Nowadays, for the most part, people are aware of health and they are also taking care of healthy eating and that is the reason overall sales of natural and organic foods increased 7 percent for every year. Just when you think it goes to your most loved store food in good health and grabs all “healthy” was sure to turn off the shelves, we pick with some “health” foods are deceptive important, and we think our body needs to eat better, we are truly in error.
We have a good relationship with peanut butter. We love the taste and its proven ability to help build muscle, burn fat, and even fight heart disease, but we hate that those advantages only apply when you enjoy the creamy spread in moderation. As it were, spooning it straight out of the jar (multiple times each day) isn’t a smart idea. Why not? Consider this: two large spoonful can pack nearly the same number of calories and fat as a Snickers bar! At around 100 calories per tablespoon (about the same as regular butter), your best option is to enjoy peanut butter sparingly in recipes like these (and then put away the jar!).
Raisins aren’t nutrition villains, but they are considered a ‘calorically dense’ food, meaning that you can consume a lot of calories by ingesting only a little amount. For instance, one small box contains 129 calories. You can consume two cups of grapes for the same amount, making this one snack is enough (if you are really hungry) in order to maximize your calories.
They have the potential to speed up your metabolism and help boost your weight-loss efforts, but that doesn’t make it calorie-free. One cup of coconut milk has a large 552 calories and are markable 57 grams of fat! Be sure to check your favorite brand’s name and try to find one with 100 calories or less per serving.

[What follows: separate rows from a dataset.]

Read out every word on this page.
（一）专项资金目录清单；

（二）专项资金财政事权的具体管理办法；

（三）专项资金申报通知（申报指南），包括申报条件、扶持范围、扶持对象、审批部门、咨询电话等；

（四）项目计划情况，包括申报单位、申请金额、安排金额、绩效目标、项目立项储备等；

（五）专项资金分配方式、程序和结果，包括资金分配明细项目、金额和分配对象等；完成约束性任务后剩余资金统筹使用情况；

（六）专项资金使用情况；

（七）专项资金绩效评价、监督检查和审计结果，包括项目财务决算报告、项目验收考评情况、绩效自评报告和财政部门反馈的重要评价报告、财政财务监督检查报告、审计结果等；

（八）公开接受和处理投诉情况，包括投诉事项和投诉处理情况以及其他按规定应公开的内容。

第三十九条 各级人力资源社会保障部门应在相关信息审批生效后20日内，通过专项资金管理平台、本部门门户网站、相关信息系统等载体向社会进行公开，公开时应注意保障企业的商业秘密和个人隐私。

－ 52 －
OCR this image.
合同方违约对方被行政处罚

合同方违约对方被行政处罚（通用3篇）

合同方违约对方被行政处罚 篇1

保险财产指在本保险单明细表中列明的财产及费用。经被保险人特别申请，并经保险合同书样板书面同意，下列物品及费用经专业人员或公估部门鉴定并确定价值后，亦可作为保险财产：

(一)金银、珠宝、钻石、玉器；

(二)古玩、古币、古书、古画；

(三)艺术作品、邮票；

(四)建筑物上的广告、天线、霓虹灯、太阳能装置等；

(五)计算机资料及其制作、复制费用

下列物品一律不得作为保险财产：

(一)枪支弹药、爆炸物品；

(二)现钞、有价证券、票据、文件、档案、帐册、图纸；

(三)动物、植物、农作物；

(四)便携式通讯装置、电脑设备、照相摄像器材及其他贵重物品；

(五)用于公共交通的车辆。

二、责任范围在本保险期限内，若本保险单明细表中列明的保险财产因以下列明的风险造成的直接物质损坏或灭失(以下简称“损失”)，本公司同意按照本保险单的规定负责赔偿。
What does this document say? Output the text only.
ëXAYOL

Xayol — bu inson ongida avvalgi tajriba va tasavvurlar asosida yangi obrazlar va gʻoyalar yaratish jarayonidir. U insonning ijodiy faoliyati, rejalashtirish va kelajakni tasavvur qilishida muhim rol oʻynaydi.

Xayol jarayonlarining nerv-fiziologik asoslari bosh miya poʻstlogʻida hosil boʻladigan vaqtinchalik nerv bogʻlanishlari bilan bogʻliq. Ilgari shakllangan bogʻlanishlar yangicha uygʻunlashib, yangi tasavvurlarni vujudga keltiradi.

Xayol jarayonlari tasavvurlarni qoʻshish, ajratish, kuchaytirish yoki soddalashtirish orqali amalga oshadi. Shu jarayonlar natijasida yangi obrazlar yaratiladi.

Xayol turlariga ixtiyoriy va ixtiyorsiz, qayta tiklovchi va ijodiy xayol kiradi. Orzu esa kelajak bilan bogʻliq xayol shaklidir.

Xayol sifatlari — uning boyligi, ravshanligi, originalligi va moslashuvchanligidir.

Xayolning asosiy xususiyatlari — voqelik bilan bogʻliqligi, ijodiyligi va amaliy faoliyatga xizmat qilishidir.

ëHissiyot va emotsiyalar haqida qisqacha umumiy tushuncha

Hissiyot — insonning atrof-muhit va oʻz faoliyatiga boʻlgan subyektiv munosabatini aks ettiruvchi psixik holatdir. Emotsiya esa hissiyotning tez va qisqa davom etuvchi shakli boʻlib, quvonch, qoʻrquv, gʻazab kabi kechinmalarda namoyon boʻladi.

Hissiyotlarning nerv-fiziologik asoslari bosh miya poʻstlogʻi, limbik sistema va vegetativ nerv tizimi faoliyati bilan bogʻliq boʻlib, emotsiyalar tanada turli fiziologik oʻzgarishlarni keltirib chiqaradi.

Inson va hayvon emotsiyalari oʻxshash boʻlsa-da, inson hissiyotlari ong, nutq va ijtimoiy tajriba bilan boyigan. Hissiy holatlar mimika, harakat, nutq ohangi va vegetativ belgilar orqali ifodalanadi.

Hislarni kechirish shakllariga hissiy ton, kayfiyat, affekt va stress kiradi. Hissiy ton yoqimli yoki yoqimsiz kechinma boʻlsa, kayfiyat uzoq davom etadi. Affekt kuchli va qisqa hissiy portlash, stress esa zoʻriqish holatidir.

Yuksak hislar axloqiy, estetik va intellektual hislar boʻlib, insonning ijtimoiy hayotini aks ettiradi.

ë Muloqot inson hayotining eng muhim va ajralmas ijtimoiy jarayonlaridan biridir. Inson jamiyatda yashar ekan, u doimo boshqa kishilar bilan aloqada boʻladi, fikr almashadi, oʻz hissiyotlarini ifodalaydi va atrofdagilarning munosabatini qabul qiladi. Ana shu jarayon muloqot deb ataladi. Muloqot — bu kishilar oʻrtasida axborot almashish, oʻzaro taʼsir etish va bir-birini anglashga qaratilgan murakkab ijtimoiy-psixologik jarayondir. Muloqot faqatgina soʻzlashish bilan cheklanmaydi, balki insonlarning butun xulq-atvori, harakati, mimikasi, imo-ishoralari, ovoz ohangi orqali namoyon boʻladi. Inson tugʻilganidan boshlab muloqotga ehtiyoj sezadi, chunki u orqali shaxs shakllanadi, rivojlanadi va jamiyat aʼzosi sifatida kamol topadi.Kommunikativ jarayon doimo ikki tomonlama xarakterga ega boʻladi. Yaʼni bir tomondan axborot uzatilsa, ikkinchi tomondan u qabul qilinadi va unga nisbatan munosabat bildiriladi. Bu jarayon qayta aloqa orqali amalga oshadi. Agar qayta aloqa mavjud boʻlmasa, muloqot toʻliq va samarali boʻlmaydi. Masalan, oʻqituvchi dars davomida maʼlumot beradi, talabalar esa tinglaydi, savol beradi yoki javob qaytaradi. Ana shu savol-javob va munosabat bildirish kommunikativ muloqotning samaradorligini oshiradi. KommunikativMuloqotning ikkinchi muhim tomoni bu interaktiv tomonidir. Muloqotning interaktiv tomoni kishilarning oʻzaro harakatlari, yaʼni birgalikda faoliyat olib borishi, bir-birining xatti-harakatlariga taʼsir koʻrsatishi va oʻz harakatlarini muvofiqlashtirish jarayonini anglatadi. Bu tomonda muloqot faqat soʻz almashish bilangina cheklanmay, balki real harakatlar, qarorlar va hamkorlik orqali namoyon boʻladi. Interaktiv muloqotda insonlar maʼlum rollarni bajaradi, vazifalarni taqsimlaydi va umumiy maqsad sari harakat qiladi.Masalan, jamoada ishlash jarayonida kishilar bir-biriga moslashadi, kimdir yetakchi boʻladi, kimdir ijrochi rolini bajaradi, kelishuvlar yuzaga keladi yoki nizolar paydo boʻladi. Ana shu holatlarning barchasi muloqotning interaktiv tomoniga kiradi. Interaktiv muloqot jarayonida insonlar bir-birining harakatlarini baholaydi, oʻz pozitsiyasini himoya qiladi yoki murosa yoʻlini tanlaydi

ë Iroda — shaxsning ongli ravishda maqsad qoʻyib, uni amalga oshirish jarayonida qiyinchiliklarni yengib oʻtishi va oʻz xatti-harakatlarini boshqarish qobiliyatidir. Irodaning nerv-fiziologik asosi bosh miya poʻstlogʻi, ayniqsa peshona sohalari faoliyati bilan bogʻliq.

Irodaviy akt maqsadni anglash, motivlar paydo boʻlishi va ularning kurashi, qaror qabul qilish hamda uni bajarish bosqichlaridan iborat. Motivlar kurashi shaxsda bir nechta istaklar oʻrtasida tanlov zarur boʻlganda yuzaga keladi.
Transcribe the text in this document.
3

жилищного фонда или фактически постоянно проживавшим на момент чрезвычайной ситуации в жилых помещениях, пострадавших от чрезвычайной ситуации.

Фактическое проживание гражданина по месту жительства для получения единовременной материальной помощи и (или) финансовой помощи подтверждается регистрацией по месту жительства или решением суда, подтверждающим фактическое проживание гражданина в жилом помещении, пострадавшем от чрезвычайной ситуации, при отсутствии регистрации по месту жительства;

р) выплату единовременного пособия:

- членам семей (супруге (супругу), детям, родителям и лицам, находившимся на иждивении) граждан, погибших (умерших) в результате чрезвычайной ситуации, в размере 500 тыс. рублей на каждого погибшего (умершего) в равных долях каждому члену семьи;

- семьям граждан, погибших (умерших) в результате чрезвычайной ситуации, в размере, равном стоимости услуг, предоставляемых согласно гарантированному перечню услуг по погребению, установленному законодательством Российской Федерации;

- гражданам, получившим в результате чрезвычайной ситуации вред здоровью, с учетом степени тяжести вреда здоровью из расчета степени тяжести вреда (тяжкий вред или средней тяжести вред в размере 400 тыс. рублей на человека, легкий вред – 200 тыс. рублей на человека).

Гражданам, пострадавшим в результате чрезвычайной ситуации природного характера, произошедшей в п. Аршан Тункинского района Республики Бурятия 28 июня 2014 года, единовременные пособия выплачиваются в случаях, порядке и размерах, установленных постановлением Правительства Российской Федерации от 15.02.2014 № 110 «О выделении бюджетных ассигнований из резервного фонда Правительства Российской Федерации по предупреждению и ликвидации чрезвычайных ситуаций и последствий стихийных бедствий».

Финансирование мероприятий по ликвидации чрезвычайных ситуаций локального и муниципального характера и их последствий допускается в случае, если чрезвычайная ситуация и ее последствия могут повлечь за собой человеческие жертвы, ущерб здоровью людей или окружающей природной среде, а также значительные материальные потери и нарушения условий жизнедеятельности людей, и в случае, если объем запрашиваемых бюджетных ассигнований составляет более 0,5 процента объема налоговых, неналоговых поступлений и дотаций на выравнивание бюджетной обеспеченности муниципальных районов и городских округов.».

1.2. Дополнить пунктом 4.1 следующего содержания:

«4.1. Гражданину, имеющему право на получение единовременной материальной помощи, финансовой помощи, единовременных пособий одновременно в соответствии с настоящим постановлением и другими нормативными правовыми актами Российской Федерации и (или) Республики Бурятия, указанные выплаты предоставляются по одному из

They can be a great low-calorie snack, but not all kernels are created equal. One small bag of popcorn at the movie theatre could be loaded with up to 630 calories and 50 grams of fat! Your best bet option is to pop your own at home and sneak it into the theatre or buy a child’s size from the concession stand (and still share it).
Greek Yogurt Cups
With about twice the protein and only half of the carbohydrates as regular plain yogurt, Greek yogurt is an excellent food to include in your diet, particularly if you’re trying to lose weight. A ¾-cup serving has around 150 calories. Not bad at all. The problem is most of us can’t handle the taste of plain Greek yogurt, and we may end up smothering it in honey or other toppings to help sweeten the flavor and rack up the total calorie count.
We don’t recommend denying yourself Greek yogurt, simply stick to plain, lower fat brands and keep your portions and toppings in check.
Don’t let the “whole wheat” label fool you most commercially prepared whole-wheat bread contains the same number of calories (sometimes even more) than white bread. Make certain to check the label of your favorite brand some ‘reduced calorie’ whole-wheat bread include more sugar or high fructose corn syrup to make up for the flavor lost with the extra calories.
It’s often advertised as a healthy way to start your day, yet a bowlful of Grape-Nuts cereal can pack in 416 calories (per cup, without milk). What is even more surprising is its sodium content. With 580 mg of sodium per cup (and it’s not exactly packed with fiber either), there are much better breakfast options out there.
Don’t get us wrong, we’re huge fans of flavonoid-rich dark chocolate, it’s only simple to get carried away with this delicious treat. Some bars can contain as much as 600 calories. The lesson Just because it’s dark doesn’t mean you can eat more of it. Snap off a one-inch square to enjoy every night after dinner. “Too much (dark chocolate) may constipate you or leave you wired before bedtime.”
“Gluten-free” seems to be the new diet buzzword on food labels nowadays. And keep in mind that you may choose (or need) to avoid gluten in your food, don’t get tricked into thinking that eliminating gluten automatically means you’ll lose weight. Those ‘gluten-free’ cookies are still cookies and still contain calories may be more than similarly sized regular cookies. Enjoy without gluten-free treats just like you would with any other dessert.
Just 2 tablespoons of olive oil add 238 calories to your meal likely without you even realizing it. And when was the last time you stuck with a 2-tablespoon serving while cooking? Olive oil is full of healthy fat (the kind that may even help you to drop pounds), simply remember that it’s also full of calories so use it sparingly.